Some people also confused my statements in the original introduction with the ones that I made in this post, which was written two years before the one in question and responding to a different (but related) search term—which, again, I used as the post title, but in this case, it was not an intentional strategy to bring more people looking for that to my blog. I added a note to the top of that post as well.
The context of the older post is drastically different from the later one. I was ridiculing the absurdity of people genuinely thinking that they could seduce an asexual person—and I was talking to a MUCH smaller audience back then, of primarily other ace people. I’m sure it was this post that enabled someone to find my blog by searching “how to have sex with an asexual person” in the first place, but until I posted that, I didn’t get to see how widespread this attitude really is. It was only occasionally that it came up. It’s colored by my own survival strategies as well, but for now, I don’t want to get into that discussion.
I am not ready to do a full revision of this post yet.
I think that several other things need to happen before I fully revise this.
Mainly, I think we need several more articles to be written from scratch so that I can link to them. Because that post is long enough as it is—and already pushing the limits of my intended audience’s patience. I think it’s more important to prioritize reaching that audience than risk losing them by trying to expand it, because the only way to truly reduce sexual violence is by targeting potential perpetrators, and changing them. I want to offer people a new script to use so that they can avoid falling into the most harmful ones. And it’s meant to be a starting point, not the end of their research. So my goal is to write with a narrow, specific focus—but link to other articles to expand that focus for those who are still interested.
The thing is, I am not the best person to write these articles. I would like to feature them as guest posts, so if anyone is interested in writing a companion article, let me know.
There were so many things that my article left out, and so many people wanted me to cover them, too. But honestly? I’m just one person. I can’t do it alone. Not only are my time and resources limited, but for some of these topics, I just have too much privilege to write about competently.

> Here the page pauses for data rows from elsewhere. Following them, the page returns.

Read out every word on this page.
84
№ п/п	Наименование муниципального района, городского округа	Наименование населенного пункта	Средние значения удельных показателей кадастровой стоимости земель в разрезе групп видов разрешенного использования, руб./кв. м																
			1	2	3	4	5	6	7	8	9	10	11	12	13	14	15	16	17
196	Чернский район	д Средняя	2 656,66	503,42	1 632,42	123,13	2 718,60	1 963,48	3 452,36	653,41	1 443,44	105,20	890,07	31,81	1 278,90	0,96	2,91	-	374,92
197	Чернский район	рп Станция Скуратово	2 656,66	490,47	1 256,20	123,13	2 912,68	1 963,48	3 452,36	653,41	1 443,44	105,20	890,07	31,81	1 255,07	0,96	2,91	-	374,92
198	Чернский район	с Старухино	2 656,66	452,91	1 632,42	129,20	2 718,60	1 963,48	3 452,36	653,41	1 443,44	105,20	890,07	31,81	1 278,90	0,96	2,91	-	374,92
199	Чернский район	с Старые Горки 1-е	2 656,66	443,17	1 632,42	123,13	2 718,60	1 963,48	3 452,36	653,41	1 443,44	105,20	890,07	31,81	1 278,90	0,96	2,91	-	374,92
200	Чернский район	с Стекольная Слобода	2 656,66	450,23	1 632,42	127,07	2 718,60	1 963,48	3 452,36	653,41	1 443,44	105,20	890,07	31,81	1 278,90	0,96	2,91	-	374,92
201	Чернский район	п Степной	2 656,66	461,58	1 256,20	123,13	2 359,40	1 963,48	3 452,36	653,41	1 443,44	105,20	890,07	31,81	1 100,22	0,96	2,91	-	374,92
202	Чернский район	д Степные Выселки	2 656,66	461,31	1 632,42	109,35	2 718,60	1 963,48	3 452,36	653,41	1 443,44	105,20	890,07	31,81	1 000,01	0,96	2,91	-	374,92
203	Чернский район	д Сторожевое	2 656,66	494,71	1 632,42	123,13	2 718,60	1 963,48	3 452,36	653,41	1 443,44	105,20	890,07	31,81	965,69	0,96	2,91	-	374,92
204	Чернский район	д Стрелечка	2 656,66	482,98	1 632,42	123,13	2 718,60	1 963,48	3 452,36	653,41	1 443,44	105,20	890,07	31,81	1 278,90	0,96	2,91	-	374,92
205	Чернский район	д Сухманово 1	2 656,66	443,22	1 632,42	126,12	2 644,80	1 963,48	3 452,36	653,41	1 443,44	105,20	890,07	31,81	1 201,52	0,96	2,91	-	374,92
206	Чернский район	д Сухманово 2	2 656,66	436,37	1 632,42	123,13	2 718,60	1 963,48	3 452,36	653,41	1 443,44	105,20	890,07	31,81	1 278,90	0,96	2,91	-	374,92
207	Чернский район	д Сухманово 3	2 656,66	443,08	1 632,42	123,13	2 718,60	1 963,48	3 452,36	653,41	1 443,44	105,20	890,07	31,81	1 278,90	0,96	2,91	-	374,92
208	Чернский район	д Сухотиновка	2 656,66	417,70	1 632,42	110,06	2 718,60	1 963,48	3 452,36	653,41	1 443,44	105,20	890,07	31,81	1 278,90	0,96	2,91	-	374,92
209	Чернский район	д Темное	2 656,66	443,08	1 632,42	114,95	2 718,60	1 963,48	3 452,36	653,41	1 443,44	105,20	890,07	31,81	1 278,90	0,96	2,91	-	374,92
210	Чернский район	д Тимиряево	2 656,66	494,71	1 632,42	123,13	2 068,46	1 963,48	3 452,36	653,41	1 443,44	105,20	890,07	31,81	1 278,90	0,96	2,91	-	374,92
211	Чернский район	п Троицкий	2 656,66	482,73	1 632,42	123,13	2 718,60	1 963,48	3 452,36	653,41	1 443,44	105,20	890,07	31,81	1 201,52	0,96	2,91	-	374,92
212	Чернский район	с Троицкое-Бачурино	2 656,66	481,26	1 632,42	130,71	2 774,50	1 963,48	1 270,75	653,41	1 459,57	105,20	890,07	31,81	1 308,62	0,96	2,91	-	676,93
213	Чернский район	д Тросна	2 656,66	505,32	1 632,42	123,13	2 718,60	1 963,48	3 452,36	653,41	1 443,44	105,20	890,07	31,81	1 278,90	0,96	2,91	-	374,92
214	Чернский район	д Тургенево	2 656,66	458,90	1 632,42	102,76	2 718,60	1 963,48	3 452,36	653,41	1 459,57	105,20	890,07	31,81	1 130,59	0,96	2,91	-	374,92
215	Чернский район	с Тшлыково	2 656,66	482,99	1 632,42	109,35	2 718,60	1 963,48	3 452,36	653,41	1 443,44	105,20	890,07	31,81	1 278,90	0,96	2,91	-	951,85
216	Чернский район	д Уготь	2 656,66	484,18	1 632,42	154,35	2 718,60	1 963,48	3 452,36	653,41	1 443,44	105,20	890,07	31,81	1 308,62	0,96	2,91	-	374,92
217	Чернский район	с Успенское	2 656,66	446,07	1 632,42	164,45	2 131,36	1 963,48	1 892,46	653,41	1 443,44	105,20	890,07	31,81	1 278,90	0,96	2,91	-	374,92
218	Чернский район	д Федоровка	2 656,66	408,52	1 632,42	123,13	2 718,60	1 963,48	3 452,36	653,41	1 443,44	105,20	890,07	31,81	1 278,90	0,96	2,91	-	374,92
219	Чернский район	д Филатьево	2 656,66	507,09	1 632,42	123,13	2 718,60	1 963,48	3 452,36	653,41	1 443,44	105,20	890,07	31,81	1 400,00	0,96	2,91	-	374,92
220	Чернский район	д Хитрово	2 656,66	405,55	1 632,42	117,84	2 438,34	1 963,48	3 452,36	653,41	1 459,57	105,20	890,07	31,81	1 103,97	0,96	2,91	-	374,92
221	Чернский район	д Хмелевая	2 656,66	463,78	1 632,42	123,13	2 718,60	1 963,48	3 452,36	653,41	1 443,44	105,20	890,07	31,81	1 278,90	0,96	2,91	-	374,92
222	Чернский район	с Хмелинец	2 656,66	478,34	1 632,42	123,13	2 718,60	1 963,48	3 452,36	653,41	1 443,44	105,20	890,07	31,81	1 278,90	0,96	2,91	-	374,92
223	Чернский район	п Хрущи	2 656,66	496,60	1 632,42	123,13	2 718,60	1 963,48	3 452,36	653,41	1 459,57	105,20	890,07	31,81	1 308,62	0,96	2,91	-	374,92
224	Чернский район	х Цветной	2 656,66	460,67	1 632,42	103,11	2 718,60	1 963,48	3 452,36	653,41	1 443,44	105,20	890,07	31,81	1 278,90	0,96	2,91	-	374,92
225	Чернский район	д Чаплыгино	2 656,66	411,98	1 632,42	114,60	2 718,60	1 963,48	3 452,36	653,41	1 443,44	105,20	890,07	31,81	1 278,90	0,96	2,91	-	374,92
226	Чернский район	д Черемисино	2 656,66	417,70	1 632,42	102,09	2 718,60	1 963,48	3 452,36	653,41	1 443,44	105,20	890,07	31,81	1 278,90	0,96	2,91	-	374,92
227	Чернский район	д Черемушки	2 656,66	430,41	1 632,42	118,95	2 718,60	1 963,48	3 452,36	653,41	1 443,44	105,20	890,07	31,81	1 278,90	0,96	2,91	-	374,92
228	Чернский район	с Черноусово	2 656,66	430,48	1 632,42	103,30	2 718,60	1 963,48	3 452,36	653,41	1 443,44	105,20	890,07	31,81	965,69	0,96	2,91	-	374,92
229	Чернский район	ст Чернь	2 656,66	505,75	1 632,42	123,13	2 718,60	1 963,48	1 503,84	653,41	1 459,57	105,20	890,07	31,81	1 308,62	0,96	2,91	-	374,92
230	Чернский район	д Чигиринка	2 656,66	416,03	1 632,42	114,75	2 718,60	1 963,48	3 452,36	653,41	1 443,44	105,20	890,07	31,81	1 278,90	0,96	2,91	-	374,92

At some point later on, I will start gathering up a big list of things that still need to be written about, and post them wherever I feel it’s appropriate to try to see if anyone is interested in writing them. Feel free to mention things you’d like to see in the comments, or link me to anything already written that you think would be good to link to.
I also need to clean the comments section of that article. I want to remove the comments that were not made in good faith, or were especially problematic, and document them somewhere else where people can avoid looking at them.
But for now, my primary focus is going to be working with Queenie to create a stronger support network for ace survivors. Because a lot of this stuff? It could be really triggering. Even the damn title is triggering. So I want survivors to have a lot more resources before I really focus on revising that post, and that’s what I’ll be doing instead. This is a gigantic project, though, so please expect this to hold my main focus for a long time. More details will follow sometime soon—and let us know if you’d like to get involved.